The New York Department of Agriculture and Markets (NYSDAM) reported findings of trace amounts of the antibiotics: sulfaclozine, tilmicosin, trimethoprim, enrofloxacin and sulfaquinoxaline. While these antibiotics are approved for the use in China, they are not in the US (in food). Officials at NYDAM could not be reached to confirm their findings. The FDA stated that the agency is aware and "supportive" of the recalls.
"It's important to note that the residue levels found by NYSDAM are very low and that FDA does not believe that they would trigger health concerns, nor that they are the cause of the reports of illness and deaths that we have received," said Siobhan DeLancey, RVT, MPH, veterinary medicine team lead in the FDA's office of Foods and Veterinary Medicine. "The discovery that some jerky treats contain antibiotic residues likely will do little to help the FDA identify a chemical or microbiological contaminant in jerky treats that can be blamed for causing serious adverse health consequences," said Dr. Sharon Gwaltney-Brant, a board certified veterinary toxicologist.

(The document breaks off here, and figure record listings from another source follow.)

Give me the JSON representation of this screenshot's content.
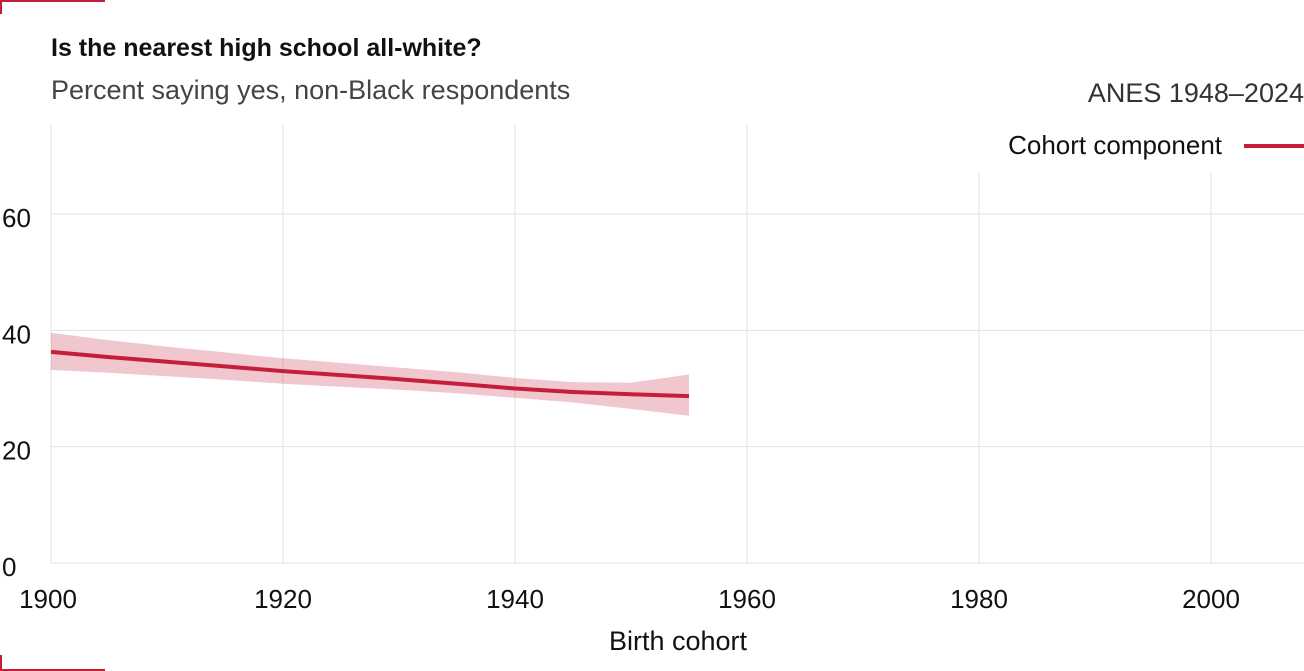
{
  "header": {
    "title": "Is the nearest high school all-white?",
    "subtitle": "Percent saying yes, non-Black respondents",
    "source": "ANES 1948–2024"
  },
  "legend": {
    "label": "Cohort component",
    "color": "#c41e3a"
  },
  "chart_data": {
    "type": "line",
    "title": "Is the nearest high school all-white?",
    "subtitle": "Percent saying yes, non-Black respondents",
    "xlabel": "Birth cohort",
    "ylabel": "",
    "xlim": [
      1900,
      2008
    ],
    "ylim": [
      0,
      75
    ],
    "xticks": [
      1900,
      1920,
      1940,
      1960,
      1980,
      2000
    ],
    "yticks": [
      0,
      20,
      40,
      60
    ],
    "grid": true,
    "legend_position": "top-right",
    "series": [
      {
        "name": "Cohort component",
        "color": "#c41e3a",
        "x": [
          1900,
          1905,
          1910,
          1915,
          1920,
          1925,
          1930,
          1935,
          1940,
          1945,
          1950,
          1955
        ],
        "values": [
          36.3,
          35.4,
          34.6,
          33.8,
          33.0,
          32.3,
          31.6,
          30.8,
          30.0,
          29.4,
          29.0,
          28.7
        ],
        "lower": [
          33.2,
          32.7,
          32.1,
          31.5,
          30.8,
          30.3,
          29.8,
          29.2,
          28.4,
          27.6,
          26.5,
          25.3
        ],
        "upper": [
          39.6,
          38.3,
          37.2,
          36.2,
          35.2,
          34.4,
          33.6,
          32.8,
          31.8,
          31.1,
          31.0,
          32.4
        ]
      }
    ]
  }
}
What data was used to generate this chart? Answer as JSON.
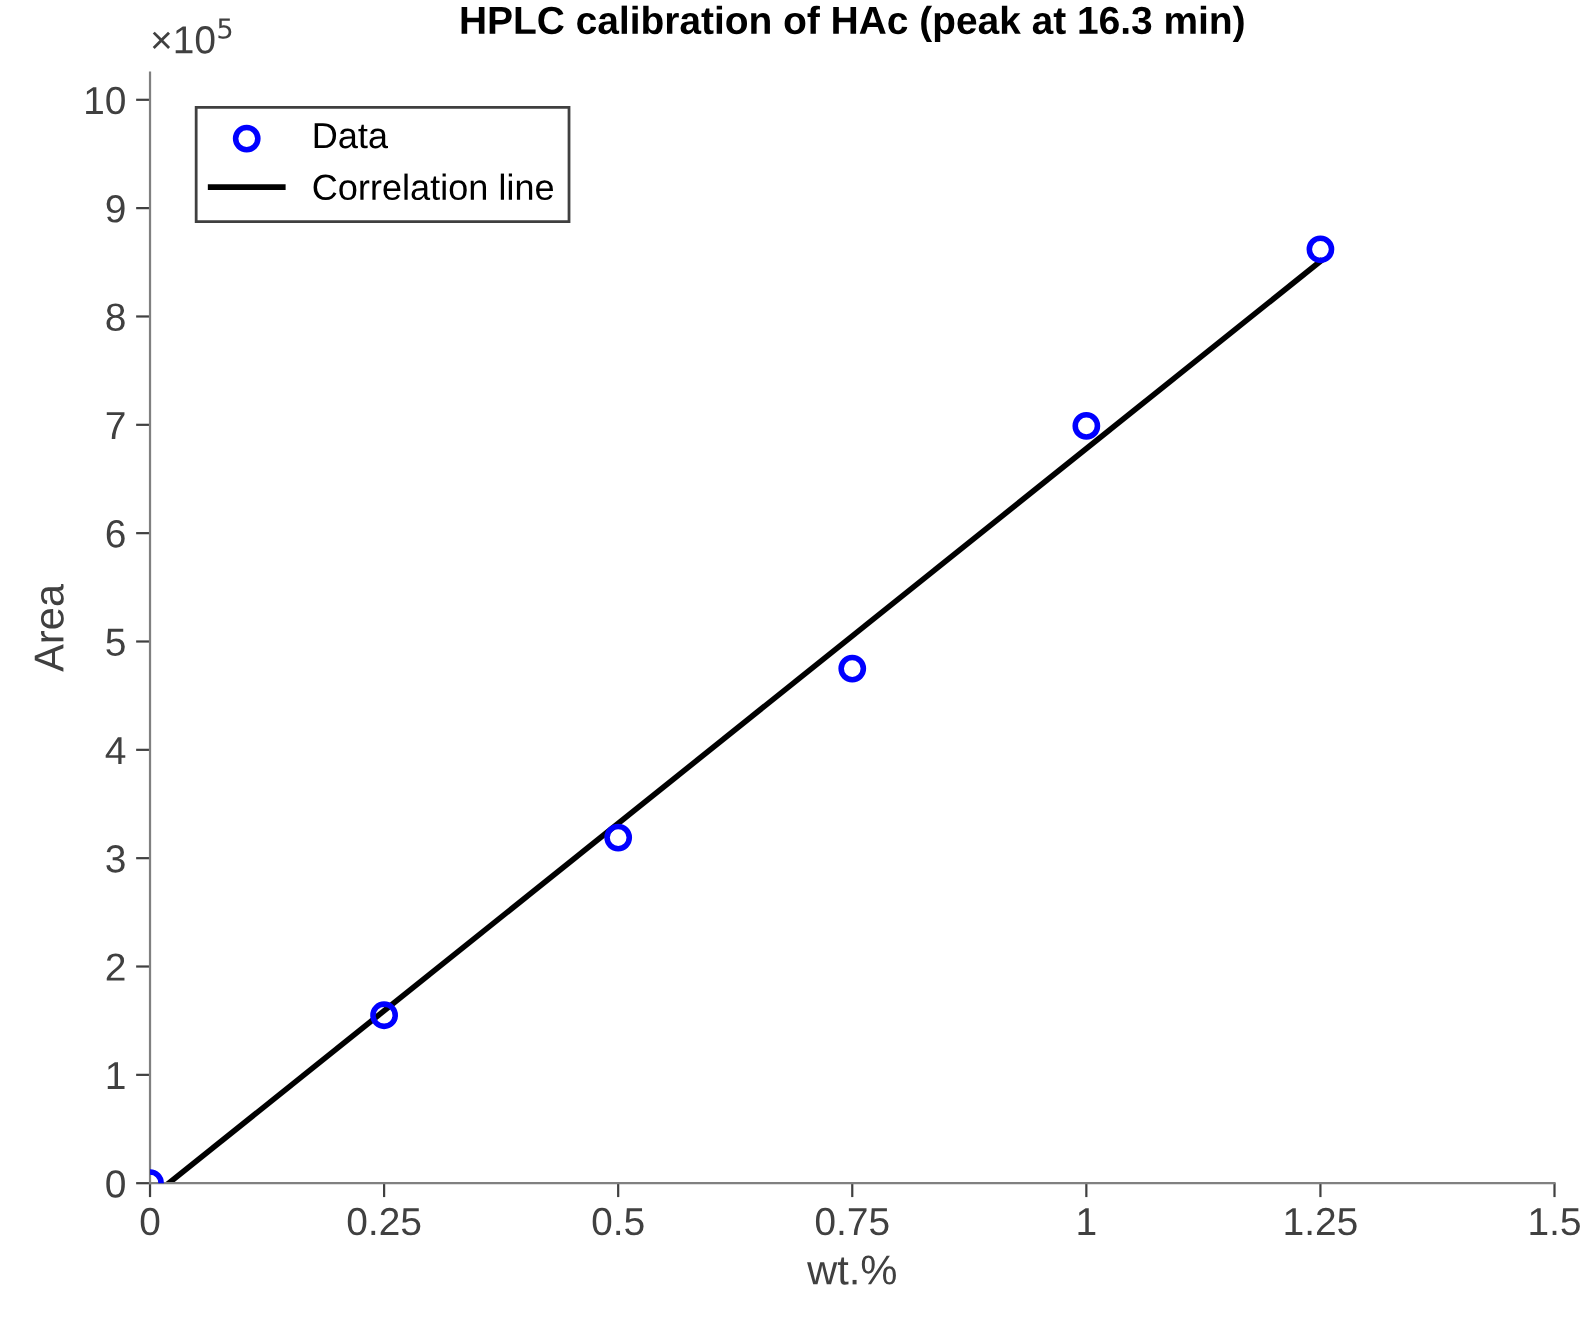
{
  "chart_data": {
    "type": "scatter",
    "title": "HPLC calibration of HAc (peak at 16.3 min)",
    "xlabel": "wt.%",
    "ylabel": "Area",
    "annotations": [
      "×10$^{5}$"
    ],
    "x": [
      0,
      0.25,
      0.5,
      0.75,
      1.0,
      1.25
    ],
    "series": [
      {
        "name": "Data",
        "color": "#0000ff",
        "marker": "circle",
        "values": [
          0,
          1.55,
          3.19,
          4.75,
          6.99,
          8.62
        ]
      },
      {
        "name": "Correlation line",
        "type": "line",
        "color": "#000000",
        "marker": "none",
        "line_style": "solid",
        "x": [
          0.02,
          1.25
        ],
        "values": [
          0,
          8.51
        ]
      }
    ],
    "xlim": [
      0,
      1.5
    ],
    "xticks": [
      0,
      0.25,
      0.5,
      0.75,
      1,
      1.25,
      1.5
    ],
    "ylim": [
      0,
      10.25
    ],
    "yticks": [
      0,
      1,
      2,
      3,
      4,
      5,
      6,
      7,
      8,
      9,
      10
    ],
    "grid": false,
    "legend": "top left"
  }
}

Most practitioners around the country have been advising owners to steer clear of all jerky treats until the FDA definitively determines if a chemical or microbiological contaminant is causing illness. Jerky treats have earned a reputation in recent years for causing mysterious illness. According to the FDA these recalls are not linked to the ongoing investigation into what has caused thousands of dogs to become ill. Common signs include decreased appetite, lethargy, vomiting, diarrhea, increased water consumption and urination. There have also been reports of symptoms in dogs that consume jerky treats that mimic Fanconi. This is typically an inherited disease in which kidneys do not properly reabsorb electrolytes and nutrients to the body and instead release them in the urine.
Earlier this month, FDA officials released the agency's latest adverse event report. More than 2,000 complaints from pet owners and veterianians have been filed with the FDA since 2007.